A Time-consuming Analysis (Fig. 5) was also performed based on the total component number. The results in red with square nodes indicate the time cost of the component retrieval step which retrieves the component information from SourceForge and saves it to local component database. Figure 5 shows that the average time costs of one component are similar and the total time cost shows linear growth according to the total component number. Another result with triangle nodes is the time cost of semantic matchmaking step which uses Eclipse plug-in to analyze the users code and generates the component query, retrieves the candidate components and shows the results.
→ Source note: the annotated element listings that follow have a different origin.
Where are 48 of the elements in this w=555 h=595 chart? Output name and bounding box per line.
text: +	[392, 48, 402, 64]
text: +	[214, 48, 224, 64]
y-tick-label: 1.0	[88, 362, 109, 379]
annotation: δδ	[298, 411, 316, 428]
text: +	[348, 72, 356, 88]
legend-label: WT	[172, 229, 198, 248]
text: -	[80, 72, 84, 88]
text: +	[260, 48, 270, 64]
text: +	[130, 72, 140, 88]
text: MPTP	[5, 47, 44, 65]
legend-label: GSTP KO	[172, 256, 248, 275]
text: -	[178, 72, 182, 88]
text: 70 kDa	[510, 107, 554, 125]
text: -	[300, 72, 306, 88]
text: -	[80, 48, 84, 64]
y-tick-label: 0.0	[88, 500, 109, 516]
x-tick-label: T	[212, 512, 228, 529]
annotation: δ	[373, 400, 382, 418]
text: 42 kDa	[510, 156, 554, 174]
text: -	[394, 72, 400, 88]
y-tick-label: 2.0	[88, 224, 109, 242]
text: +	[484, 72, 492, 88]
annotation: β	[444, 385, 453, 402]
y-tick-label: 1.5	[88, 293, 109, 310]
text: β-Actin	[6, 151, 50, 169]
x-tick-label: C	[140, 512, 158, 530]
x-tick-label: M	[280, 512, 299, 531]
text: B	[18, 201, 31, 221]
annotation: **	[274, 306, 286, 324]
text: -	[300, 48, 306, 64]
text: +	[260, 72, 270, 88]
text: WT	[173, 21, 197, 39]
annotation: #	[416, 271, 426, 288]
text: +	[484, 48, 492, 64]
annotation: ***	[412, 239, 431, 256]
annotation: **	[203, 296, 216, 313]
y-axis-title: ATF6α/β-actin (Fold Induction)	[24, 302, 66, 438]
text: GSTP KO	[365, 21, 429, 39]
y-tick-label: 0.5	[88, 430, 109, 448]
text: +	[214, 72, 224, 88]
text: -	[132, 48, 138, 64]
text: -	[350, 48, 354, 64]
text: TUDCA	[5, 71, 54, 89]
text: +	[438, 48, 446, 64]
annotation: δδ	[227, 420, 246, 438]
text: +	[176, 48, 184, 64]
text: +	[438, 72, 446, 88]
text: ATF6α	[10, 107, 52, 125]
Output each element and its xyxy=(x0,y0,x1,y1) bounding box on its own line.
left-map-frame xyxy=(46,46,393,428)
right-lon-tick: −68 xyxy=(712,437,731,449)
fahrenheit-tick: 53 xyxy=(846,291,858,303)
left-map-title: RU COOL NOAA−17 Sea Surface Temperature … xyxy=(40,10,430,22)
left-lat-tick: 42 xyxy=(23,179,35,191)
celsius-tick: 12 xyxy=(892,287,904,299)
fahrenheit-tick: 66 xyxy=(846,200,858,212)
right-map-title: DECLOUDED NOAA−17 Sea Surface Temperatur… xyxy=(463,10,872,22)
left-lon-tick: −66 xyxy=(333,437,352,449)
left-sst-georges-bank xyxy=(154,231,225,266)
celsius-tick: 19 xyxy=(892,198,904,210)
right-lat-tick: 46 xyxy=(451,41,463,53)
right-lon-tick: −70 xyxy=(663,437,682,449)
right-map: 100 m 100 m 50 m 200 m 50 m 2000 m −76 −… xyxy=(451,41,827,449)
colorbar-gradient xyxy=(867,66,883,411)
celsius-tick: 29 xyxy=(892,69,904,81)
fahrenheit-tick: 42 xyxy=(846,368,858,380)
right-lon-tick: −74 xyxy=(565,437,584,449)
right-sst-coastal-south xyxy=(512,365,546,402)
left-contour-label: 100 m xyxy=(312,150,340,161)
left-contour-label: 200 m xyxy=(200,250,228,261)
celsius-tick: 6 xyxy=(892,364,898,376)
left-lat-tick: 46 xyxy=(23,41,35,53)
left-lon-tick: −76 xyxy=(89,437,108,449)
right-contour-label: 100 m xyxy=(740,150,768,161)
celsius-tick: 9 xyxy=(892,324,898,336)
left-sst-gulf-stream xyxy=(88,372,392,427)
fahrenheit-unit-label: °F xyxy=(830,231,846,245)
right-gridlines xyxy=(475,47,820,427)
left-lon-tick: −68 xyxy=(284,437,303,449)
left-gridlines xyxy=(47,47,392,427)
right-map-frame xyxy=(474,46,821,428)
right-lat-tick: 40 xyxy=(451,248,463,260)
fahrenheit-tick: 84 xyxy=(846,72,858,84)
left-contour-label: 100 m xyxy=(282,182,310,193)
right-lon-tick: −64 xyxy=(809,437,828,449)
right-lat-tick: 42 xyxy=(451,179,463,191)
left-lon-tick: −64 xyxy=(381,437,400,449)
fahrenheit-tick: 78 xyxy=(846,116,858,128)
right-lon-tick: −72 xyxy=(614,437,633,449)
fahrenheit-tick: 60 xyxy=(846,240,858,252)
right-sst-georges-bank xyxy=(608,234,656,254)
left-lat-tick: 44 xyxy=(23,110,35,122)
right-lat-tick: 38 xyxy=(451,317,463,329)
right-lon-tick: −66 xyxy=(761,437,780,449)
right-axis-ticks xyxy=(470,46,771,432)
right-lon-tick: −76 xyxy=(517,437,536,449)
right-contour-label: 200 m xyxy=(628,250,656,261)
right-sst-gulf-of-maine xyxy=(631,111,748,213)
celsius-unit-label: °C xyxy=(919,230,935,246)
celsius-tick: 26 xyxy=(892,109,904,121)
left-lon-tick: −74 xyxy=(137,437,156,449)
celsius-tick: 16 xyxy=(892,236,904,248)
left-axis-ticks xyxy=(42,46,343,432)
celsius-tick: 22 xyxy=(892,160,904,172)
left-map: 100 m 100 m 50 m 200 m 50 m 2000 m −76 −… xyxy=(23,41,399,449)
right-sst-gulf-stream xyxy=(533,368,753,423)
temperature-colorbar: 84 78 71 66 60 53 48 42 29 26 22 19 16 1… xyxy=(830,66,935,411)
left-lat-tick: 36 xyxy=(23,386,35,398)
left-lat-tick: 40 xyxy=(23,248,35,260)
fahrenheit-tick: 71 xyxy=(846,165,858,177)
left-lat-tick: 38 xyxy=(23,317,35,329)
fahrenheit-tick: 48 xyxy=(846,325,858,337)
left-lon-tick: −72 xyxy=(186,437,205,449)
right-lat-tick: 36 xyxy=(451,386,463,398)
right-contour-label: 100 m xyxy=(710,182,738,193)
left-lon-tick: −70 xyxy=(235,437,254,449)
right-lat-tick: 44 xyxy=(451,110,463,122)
Fig. 5: | Time-consuming analysis of 2 main steps in OntoAR |
The main operation in this step is an ontology-based component retrieval. The ontology inference is most time-consuming process. The time cost of this step is a cubic growth of the total component number in the local database.
EXISTING PROBLEM AND FURTHER RESEARCH
In this study, the authors have introduced an ontology-based active repository approach to produce relevant components to the end users according to their personalized information. However, this mechanism still has a few issues, the most critical of which is the ability to support different programming environments. This approach combines the repository, automatic component query generation and component retrieval into an integrated IDE. In order for this method to be feasible, platforms aside from Eclipse and repositories other than SourceForge should be developed. Another problem is the automatic component composition and code adjustment method which, if resolved, will enable extreme ease of usability.
In future research, the following topics will be focused on:
• | Completion of the realization of the prototype system and practical projects to examine the usability and query accuracy |
• | Support of different kinds of repositories by a repository metascheme |
Based on the active repository system CodeBroker, the authors introduce a new approach to push components to end users according to their personalized information. By combining five steps of domain ontology building, repository agent access, code analysis, personality catch and ontology-base component retrieval and push, this approach provides an easy method for analyzing the user requirement and retrieves the suitable component for the user. Additionally, using ontology reasoning and personality filtering, the proposed approach can improve the quality of the search results. This integration of the component repository, retrieval methods, semantic queries and the developer coding process reduces the CBSD cost on training and improves the CBSD user-friendliness, especially for research. Experimental evaluation of the SourceForge projects on database field shows that suitable components can be automatically pushed to user through this approach.
This work is supported by the National Key Technology Research and Development Program of the Ministry of Science and Technology of China under Grant No. 2012BAH95F03.